Anyway, Rae (she bade us call her by her first name, the first teacher in my life to do so) challenged me on every level. She was a Deaf woman, with high competence in both languages, and criticized my ASL skills as well as my English skills, and was the first person in my life to ever offer me constructive criticism on signing. I may have learned the bones of writing from public schools in New York: I learned the meat and flesh of it from Rae. Everything after that class was just icing. The continual writing - being forced to achieve certain levels of work and maintain certain levels of communication - I was challenged in a way I'd never been challenged before. As I said I didn't understand everything. I didn't understand King Lear, or insanity. But writing as a process, the firming of my reading skills, exposure to challenging literature - yes. I learned.

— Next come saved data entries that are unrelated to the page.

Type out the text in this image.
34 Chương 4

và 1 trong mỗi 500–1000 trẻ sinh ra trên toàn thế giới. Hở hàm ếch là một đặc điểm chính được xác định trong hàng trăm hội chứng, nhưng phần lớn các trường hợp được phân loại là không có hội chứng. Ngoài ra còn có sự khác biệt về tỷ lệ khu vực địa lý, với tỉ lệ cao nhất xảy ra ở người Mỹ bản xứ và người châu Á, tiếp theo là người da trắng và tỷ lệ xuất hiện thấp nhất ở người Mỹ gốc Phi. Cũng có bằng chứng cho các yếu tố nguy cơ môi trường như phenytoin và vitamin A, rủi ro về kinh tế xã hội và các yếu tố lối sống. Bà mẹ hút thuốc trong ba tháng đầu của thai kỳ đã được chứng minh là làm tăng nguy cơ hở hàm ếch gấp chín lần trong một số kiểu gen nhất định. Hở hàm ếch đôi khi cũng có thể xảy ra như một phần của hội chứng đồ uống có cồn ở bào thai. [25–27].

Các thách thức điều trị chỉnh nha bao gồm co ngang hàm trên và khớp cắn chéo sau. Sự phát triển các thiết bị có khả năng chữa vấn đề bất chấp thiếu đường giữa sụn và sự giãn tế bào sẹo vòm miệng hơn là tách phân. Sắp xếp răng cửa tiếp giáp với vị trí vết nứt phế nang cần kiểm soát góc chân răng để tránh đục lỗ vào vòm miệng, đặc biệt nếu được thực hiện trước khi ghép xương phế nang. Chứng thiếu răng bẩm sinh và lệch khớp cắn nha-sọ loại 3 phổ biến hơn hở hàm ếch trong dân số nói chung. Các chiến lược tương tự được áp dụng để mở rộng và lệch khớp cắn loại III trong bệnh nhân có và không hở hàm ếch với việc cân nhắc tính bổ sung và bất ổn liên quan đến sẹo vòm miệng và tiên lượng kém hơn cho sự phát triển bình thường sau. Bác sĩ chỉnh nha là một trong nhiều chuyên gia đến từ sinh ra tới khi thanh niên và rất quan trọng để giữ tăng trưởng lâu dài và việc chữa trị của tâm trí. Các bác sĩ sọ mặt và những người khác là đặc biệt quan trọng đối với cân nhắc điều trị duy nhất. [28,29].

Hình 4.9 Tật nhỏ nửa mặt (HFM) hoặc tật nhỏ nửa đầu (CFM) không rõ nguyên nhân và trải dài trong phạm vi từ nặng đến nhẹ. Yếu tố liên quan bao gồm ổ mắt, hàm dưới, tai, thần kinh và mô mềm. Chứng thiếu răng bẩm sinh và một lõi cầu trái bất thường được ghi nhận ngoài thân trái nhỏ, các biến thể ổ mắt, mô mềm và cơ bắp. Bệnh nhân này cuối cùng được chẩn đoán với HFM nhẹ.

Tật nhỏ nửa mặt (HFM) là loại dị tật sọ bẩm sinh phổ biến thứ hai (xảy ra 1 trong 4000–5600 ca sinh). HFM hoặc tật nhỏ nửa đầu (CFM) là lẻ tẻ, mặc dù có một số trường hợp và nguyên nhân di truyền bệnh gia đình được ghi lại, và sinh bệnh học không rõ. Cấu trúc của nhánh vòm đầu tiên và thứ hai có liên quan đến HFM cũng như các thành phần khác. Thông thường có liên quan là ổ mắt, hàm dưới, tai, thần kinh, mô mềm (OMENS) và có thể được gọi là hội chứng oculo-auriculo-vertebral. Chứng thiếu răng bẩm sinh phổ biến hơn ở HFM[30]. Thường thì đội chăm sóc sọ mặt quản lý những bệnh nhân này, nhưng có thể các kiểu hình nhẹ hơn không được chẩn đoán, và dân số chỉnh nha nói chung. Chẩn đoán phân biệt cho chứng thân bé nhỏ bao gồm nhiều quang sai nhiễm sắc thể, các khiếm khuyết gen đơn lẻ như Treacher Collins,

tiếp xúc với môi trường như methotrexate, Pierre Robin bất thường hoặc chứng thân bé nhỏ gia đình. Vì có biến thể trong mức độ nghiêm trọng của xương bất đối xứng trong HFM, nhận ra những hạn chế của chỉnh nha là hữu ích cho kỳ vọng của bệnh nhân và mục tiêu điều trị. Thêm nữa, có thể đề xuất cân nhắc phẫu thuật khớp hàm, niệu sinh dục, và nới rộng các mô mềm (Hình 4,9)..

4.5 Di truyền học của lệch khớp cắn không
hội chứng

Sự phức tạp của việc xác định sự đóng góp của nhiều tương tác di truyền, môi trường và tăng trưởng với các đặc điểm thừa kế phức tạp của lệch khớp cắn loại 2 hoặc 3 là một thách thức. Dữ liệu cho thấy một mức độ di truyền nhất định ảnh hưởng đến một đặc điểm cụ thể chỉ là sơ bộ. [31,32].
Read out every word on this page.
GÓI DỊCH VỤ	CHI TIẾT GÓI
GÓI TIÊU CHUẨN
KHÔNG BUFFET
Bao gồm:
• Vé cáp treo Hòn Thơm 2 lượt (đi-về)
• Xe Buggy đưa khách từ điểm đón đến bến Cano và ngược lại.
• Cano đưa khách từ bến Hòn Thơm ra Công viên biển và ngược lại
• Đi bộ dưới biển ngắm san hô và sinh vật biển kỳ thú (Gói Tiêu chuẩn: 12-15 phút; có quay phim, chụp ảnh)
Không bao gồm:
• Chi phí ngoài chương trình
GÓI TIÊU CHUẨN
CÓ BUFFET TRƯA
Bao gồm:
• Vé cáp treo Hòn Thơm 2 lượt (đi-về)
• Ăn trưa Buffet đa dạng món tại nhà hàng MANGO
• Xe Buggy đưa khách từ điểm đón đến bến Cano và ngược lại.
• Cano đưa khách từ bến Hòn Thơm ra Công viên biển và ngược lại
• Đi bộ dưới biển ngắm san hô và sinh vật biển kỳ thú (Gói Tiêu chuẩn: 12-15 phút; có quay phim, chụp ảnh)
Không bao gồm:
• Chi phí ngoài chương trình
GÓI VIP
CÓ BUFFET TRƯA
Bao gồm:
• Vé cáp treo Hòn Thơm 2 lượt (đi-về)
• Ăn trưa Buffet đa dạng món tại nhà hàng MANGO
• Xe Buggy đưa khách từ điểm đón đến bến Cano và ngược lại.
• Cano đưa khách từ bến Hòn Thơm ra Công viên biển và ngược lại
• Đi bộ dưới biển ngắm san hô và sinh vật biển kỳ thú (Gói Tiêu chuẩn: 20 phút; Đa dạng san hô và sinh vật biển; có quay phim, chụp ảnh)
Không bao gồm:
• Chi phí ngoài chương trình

And (he says, wryly, returning to the beginning, as all good essays are supposed to) it was the first time in my life I'd had a teacher who spoke directly to me, in her own words, and saw mine. She was still my friend at graduation, and I saw her a few years later when I returned to the school for a visit. I do not know where she is now, though I wish I did. When you're young you're flippant about such things. Only after you've grown enough to see a bit do you realize how rare such connections are, after years and years of not seeing and not being seen.